Pumpkin Ash is one of the few species of trees that can grow in standing water. Bald Cypress is another as are Swamp Tupelo and Silver Maple. That makes Pumpkin Ash an strong candidate for "special teams".

The seeds are a distinguishing factor in identifying this species. Each individual seed can be over three inches long.

Extremely rare species can run into inbreeding depression or genetic bottlenecking. This is a problem with Cheetahs in the wild and is probably an issue with Black Gum and Pumpkin Ash in Michigan.

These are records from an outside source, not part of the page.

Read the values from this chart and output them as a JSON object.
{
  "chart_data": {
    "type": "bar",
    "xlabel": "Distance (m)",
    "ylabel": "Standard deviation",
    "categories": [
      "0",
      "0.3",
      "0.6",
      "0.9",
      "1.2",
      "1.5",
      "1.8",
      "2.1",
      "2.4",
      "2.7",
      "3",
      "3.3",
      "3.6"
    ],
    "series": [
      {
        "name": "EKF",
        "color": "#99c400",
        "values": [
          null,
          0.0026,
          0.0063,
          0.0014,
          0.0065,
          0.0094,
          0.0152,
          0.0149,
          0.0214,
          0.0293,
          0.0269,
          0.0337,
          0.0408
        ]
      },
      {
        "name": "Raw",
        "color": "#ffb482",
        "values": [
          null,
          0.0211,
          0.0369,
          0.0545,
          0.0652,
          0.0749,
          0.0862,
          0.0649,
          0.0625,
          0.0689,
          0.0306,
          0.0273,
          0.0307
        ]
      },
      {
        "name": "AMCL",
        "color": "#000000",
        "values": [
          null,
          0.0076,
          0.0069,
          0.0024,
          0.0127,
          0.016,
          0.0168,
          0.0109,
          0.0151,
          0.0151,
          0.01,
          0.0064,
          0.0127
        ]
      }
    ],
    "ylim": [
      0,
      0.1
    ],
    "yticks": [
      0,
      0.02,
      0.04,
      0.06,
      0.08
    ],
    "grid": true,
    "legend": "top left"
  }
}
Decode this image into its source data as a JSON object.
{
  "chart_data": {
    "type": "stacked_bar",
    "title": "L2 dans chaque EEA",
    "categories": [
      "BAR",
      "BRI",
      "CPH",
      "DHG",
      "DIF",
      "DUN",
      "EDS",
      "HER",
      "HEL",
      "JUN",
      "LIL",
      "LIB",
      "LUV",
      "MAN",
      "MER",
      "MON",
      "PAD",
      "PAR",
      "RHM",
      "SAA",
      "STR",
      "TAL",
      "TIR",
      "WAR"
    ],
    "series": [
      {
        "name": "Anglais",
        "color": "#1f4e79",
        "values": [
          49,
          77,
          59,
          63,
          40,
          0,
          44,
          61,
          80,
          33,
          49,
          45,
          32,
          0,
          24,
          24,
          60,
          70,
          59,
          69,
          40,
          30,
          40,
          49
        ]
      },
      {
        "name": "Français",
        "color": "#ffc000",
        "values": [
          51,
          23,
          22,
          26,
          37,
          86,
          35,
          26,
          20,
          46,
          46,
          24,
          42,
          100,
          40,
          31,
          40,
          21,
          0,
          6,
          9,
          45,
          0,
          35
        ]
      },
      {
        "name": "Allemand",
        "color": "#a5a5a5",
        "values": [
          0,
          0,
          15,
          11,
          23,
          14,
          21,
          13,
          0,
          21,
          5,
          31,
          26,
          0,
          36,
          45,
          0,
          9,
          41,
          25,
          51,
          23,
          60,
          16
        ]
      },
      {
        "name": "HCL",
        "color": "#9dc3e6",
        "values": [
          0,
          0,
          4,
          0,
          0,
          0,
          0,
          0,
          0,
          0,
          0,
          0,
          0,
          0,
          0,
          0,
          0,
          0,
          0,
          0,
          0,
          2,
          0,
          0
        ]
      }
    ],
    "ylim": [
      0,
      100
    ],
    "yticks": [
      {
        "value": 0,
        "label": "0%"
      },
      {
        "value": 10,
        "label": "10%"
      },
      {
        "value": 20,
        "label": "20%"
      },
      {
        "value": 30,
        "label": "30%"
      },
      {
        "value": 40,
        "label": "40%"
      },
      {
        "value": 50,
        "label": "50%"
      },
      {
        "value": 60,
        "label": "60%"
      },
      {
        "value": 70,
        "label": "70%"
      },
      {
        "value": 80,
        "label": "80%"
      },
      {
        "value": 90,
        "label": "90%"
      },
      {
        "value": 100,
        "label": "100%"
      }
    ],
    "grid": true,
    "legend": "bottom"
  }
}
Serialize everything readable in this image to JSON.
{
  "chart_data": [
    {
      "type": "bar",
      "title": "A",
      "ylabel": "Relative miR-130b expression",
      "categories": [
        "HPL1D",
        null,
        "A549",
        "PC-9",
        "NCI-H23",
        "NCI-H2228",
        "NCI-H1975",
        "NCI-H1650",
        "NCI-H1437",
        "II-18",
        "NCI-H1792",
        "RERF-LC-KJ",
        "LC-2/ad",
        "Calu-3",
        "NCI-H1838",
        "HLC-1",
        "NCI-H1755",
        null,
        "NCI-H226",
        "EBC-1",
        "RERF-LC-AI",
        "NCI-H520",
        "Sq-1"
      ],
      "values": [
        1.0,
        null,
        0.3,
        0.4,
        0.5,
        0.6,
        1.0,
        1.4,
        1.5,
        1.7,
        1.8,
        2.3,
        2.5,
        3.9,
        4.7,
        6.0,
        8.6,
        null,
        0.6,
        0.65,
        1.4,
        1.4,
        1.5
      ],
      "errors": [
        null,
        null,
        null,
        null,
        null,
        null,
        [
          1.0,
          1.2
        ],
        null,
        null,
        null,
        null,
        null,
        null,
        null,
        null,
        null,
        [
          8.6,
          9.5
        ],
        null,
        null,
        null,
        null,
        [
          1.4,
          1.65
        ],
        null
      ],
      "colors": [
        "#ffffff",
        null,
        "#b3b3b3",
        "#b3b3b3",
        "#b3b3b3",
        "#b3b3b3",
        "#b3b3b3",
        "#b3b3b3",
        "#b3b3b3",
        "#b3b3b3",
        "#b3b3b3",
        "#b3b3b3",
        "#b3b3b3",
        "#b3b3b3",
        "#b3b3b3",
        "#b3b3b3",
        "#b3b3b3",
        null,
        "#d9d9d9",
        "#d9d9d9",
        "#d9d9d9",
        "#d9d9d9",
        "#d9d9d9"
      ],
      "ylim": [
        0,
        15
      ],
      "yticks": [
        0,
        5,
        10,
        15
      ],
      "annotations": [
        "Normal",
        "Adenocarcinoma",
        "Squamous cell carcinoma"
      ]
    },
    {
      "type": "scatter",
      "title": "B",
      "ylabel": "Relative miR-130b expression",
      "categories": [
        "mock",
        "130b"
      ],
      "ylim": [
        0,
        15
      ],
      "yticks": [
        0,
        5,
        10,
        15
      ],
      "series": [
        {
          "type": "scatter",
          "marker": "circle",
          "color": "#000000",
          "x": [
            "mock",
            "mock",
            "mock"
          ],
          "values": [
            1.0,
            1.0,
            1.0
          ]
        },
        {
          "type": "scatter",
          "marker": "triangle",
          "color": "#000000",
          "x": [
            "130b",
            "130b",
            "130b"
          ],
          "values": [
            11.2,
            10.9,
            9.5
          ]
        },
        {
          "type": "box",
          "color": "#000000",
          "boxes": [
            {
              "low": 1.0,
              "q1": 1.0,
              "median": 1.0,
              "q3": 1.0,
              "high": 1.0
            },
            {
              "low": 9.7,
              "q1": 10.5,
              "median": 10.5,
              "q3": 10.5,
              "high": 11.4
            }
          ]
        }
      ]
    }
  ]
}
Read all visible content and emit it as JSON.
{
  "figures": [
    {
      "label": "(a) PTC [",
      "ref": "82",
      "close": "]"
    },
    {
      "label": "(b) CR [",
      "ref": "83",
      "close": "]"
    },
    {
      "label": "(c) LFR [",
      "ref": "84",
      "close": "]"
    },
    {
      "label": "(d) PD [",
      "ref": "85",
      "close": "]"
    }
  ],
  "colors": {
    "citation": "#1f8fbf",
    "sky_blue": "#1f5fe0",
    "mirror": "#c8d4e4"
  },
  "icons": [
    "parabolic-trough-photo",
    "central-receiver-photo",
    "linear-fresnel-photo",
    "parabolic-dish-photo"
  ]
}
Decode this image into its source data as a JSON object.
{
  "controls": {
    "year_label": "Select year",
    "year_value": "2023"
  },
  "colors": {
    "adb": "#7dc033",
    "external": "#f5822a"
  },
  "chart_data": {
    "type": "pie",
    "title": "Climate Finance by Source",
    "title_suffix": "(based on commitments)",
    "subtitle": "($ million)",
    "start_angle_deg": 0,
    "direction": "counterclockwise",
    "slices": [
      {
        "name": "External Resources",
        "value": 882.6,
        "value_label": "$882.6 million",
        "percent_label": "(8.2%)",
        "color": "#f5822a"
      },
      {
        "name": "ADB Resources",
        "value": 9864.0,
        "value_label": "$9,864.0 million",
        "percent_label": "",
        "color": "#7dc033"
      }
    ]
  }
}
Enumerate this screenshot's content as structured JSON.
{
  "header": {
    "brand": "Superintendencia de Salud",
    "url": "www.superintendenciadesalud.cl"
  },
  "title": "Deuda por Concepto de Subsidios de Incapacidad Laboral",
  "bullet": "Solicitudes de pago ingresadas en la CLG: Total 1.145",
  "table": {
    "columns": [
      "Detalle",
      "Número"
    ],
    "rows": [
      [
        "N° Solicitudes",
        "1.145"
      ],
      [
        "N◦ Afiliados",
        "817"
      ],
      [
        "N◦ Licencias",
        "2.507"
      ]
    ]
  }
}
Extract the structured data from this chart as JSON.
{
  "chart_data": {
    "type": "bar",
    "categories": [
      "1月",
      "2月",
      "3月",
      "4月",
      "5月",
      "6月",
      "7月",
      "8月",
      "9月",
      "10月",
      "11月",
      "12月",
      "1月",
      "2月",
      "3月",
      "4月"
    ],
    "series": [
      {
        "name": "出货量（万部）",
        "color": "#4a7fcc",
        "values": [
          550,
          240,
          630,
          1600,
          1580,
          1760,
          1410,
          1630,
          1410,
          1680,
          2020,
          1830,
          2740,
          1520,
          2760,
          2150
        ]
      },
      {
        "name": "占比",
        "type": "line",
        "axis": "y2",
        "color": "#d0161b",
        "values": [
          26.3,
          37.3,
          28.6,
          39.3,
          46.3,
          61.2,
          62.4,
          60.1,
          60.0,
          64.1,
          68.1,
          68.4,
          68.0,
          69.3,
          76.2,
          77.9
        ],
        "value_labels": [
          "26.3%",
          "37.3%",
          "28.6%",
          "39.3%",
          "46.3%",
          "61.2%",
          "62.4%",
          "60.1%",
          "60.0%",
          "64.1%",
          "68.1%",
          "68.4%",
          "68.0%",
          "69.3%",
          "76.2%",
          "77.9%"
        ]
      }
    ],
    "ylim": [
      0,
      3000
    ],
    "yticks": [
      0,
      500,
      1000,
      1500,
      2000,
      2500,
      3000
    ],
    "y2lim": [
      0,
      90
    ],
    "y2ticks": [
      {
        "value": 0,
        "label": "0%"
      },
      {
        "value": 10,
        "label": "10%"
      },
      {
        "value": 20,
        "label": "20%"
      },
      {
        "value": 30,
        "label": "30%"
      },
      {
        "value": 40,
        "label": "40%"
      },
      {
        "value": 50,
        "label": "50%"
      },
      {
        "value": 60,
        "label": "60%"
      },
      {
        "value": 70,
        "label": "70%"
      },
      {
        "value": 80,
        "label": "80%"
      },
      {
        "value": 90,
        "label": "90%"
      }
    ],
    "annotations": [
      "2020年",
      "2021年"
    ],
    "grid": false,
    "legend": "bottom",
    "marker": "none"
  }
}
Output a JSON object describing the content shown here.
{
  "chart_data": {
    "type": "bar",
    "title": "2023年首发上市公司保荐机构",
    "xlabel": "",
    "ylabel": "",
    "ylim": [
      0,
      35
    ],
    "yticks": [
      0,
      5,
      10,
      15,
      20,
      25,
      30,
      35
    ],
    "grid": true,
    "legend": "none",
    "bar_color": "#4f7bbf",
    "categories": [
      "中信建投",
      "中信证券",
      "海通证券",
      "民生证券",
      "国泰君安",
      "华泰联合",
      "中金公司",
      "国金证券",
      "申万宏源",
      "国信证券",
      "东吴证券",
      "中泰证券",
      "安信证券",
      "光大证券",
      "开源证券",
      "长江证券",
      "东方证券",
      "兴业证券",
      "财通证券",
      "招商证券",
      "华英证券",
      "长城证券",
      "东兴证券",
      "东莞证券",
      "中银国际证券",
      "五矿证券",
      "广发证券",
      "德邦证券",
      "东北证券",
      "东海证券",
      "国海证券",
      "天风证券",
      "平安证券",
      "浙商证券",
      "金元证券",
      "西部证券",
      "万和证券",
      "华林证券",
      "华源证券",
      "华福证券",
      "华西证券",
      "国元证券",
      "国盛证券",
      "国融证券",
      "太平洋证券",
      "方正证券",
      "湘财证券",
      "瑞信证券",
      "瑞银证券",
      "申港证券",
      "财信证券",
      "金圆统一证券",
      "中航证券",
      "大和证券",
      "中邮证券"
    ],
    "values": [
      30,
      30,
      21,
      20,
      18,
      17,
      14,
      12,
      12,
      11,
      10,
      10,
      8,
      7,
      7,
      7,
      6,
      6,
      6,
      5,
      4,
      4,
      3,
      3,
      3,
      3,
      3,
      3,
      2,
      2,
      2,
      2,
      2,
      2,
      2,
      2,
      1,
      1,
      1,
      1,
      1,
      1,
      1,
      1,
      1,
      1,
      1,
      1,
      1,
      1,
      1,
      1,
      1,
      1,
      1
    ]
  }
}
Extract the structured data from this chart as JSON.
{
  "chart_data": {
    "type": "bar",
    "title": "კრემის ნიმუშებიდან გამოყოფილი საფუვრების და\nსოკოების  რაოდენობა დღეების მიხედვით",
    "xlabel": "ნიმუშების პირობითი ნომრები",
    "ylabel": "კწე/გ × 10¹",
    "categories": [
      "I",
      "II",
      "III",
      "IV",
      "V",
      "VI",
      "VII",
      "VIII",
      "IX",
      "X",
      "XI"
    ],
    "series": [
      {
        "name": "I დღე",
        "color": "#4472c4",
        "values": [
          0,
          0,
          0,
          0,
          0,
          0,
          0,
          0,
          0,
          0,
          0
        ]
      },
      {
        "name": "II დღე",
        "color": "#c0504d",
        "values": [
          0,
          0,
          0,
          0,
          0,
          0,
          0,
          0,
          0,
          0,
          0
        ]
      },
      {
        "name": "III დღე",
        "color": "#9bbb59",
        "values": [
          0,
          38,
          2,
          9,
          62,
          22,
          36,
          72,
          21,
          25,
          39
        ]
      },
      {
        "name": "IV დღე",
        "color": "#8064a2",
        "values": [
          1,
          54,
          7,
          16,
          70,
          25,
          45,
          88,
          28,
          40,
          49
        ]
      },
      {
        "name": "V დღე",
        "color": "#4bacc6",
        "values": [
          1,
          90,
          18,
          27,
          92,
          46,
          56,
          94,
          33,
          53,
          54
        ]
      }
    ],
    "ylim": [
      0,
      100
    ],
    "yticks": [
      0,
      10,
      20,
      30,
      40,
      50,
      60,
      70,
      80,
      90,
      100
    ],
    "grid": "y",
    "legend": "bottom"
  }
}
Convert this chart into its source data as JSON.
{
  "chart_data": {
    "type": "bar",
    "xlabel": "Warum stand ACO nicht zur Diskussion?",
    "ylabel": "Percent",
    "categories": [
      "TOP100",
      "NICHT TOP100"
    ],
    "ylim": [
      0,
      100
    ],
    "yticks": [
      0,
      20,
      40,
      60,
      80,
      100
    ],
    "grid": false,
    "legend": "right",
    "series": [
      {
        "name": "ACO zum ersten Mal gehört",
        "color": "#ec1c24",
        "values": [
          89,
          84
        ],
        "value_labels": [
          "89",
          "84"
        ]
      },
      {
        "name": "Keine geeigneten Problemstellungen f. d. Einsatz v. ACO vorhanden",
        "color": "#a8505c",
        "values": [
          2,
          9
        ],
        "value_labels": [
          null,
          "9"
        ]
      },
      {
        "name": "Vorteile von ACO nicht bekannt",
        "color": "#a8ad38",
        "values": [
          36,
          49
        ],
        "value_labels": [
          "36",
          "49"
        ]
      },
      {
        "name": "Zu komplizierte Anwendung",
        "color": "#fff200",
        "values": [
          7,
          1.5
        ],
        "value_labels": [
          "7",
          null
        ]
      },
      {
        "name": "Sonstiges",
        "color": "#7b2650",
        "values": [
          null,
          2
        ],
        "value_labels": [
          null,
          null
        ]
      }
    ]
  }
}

Species that are extremely dispersed result in the only pollen sources being parents or siblings. Think of the Romanov family here.

A more robust configuration would be to have a small, dense planting with materials from Ohio, Indiana and Illinois planted upwind of prime Pumpkin Ash habitat. Nine trees would be plenty, three from each donor site.

The project could be jump-started by grafting scion wood from those locations onto suckers from existing ash trees.

I don't know if any readers have a Pumpkin Ash growing out in their swamp, but I would like to give grafting Pumpkin Ash a whirl.

1 comment:

  1. Hi! Current MSU student here! I stumbled upon this post and this blog while doing work for a discussion post on the Pumpkin Ash tree. I'm going to be graduating with a BA in Biosystems Engineering soon. Really cool stuff!